E o caso do Furacão? Não tem no Paraná um empresário macho que assuma um investimento de risco. Tem que vir patrocínio da Copel!

Mike disse...

É uma bosta. As empresas não investem porque não vêem previsão de lucro. Com esses juros altos, burocracia absurda e taxas de importação maiores do mundo, como as empresas vão querer investir no Brasil?

É uma vergonha, os estádios que são privados e não precisam sangrar os cofres do Estado são os que tem maior dificuldade. Absurdo.

Andre disse...

Engraçado os bancos não investirem em porra nenhuma né? Na seleção o Itáu investe, mas no restante, nenhum banco investe um centavo em nada. A cada ano que passa batem recordes de lucro e nada de fazer porcaria nenhuma nesse país. Mto pelo contrário...cada vez mais criam taxas e nos fazem de palhaços cobrando preços por serviços que não deveriam ser cobrados.
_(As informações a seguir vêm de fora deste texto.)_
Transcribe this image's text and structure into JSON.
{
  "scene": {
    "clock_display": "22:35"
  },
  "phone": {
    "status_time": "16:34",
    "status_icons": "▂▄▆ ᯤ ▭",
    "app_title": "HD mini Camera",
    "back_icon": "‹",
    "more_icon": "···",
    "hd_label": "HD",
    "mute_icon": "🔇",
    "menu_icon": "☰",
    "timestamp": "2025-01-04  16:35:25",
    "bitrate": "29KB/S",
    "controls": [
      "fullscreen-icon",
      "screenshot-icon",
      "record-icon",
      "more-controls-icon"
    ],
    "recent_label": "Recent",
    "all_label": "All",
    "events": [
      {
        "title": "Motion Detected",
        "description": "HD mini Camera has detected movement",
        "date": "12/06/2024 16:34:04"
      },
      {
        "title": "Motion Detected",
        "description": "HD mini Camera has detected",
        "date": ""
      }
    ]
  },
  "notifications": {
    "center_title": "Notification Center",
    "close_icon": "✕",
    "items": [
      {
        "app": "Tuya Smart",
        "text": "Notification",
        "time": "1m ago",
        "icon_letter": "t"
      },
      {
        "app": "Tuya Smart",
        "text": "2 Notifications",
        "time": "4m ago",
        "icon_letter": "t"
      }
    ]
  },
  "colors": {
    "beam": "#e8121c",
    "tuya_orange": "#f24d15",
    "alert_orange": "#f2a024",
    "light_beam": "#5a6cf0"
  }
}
Isso sem contar essas merdas de empresas do nosso estado, que não servem pra nada...só pra colocar na propaganda "orgulho de ser paranaense" e mais nada. BANDO DE HIPÓCRITAS!

Anônimo disse...

Nada ANdré, o BANRISUL sempre investe nos times gaúchos... Mas aqui no retrógrado Paraná isso é investir dinheiro público em patrimônio privado...
Pergunto: quem é o dono do CAP? O Pet pensava que era ele, mas não era e não é. É o POVO, então melhorar a condição do POVO é investir em patrimônio privado?
Titio Enéas

Andre disse...

O Banrisul só investe na dupla grenal também porque eles tem nome forte no futebol. Juventude, por exemplo, está minguando mesmo o clube sendo um grande de lá. E ainda estou falando de iniciativa privada, não pública.